問題: sporadicな文字化け、大規模サービスでのみ発生
GLM-5は744BパラメータのMoEモデルです。1台のマシン或少量のマシンでテストしている時は、すべて正常に動作していました。しかし、プロダクショングレードの分散クラスターにデプロイすると、奇妙な問題に遭遇しました:
出力にときどきgarbled text(文字化けテキスト)が出現しましたが、このエラーは極めてまれで再現が困難でした。
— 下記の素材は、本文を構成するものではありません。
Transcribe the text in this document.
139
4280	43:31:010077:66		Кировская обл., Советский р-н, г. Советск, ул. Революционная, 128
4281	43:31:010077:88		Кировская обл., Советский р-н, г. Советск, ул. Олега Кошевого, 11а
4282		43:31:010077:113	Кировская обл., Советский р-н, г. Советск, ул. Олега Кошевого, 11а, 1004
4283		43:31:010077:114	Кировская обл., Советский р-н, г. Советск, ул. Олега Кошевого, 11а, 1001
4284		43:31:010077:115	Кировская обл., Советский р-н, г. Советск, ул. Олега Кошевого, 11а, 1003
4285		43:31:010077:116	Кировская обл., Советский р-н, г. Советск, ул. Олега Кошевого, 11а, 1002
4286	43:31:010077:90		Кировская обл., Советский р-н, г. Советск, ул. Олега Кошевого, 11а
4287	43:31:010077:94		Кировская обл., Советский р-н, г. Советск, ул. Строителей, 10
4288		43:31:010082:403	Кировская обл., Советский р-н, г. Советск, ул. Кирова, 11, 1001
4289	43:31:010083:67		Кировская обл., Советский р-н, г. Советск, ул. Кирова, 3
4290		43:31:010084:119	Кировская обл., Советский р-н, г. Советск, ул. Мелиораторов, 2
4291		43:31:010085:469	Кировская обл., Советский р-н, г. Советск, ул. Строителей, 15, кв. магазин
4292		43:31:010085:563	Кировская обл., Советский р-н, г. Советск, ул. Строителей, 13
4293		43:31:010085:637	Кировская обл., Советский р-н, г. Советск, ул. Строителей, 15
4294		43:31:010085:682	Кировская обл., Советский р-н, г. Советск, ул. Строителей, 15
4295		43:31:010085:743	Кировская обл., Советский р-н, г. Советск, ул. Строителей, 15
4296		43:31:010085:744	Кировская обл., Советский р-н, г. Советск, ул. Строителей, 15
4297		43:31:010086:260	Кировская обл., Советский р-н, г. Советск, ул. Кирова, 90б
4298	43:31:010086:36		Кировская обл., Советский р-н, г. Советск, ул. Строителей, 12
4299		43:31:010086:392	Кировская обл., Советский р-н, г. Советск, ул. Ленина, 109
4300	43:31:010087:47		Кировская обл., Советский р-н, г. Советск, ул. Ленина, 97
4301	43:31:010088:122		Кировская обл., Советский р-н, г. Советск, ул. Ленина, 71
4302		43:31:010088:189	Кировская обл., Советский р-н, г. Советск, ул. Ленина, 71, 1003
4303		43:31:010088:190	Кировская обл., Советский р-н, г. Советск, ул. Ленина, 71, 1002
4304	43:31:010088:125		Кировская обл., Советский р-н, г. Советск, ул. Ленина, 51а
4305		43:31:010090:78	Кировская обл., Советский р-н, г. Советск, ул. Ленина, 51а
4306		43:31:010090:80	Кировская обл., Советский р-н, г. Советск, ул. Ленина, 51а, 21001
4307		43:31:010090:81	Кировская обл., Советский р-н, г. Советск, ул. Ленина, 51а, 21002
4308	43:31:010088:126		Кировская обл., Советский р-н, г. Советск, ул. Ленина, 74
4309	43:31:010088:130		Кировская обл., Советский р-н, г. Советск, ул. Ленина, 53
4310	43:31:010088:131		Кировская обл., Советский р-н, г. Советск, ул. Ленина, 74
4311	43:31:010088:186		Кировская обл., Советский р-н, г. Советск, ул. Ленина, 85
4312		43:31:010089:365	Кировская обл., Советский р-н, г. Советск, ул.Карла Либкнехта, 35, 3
これは一般的なエンコーディング問題やトークン化エラーではありません——特定の分散サービス構成下でのみ、特定の確率で出現するものでした。チームは信頼性の高い再現パイプラインを構築するのに多大な労力を費やしました。
デバッグ方法論
智譜チームはブログで3ステップのデバッグフレームワークを共有しました:
| ステップ | 方法 | 成果物 |
|---|---|---|
| 再現 | 決定的なテストケースを構築、特定のシードで強制トリガー | 再現可能な文字化け出力サンプル |
| 特定 | 分散推論パイプラインのテンソル通信を層ごとにチェック | 特定ノード間の数値ドリフトを発見 |
| 修正 | 混合精度戦略を調整、数値安定性ガードを導入 | 文字化け消除、パフォーマンス損失なし |
核心的な発見は:大規模MoE推論において、異なるexpert間の数値精度の不一致が、出力品質に影響を与える程度まで蓄積されるということです。これは高同時実行シナリオで特に顕著です。
なぜこの情報が重要なのか
このブログの価値は、大規模モデルサービス化のScaling Painを公開した数少ない一次資料のひとつであることです。業界では「モデル能力」についての議論が溢れていますが、「744B MoEモデルをプロダクション環境で安定して動かす方法」についての共有は数えるほどしかありません。
国産大モデルのセルフデプロイを検討している企業や開発者にとって、この情報は極めて参考価値があります:
- シングルマシンテストが通ったからといってプロダクション-readyと仮定しない:分散推論は全く新しい故障モードを導入します
- 数値安定性はMoEの隠れた課題:expert並列アーキテクチャでは、異なるGPU間の精度ドリフトが増幅されます
- 決定的な再現パイプラインの構築は盲目的なチューニングより効果的:智譜チームの第一歩は再現可能なテストケースの構築でした
アクションアイテム
GLM-5.1や同規模の国産MoEモデルをプロダクション環境にデプロイする予定の場合:
- 本番投入前にストレステストを行う:プロダクションレベルの同時実行量をシミュレーションし、sporadicな文字化けがないか観察
- 数値精度をモニタリング:異なるGPUノード間で活性化値の分布差異をチェック
- 智譜の混合精度戦略を参考にする:特定のレイヤーにBF16ではなくFP32を採用する戦略は参考になります
- THUDMの最新アップデートをフォロー:智譜チームは修正をGLM-5のオープンソースコードにマージ済み
GLM-5.1(3月27日リリース)はすでに成熟したバージョンであり、SWE-BenchでClaude Opus 4.6の94-95%のレベルを達成しています。このブログは後続者向けの「落とし穴回避ガイド」と言えます——スケーリングの苦しみから抽出されたエンジニアリング経験です。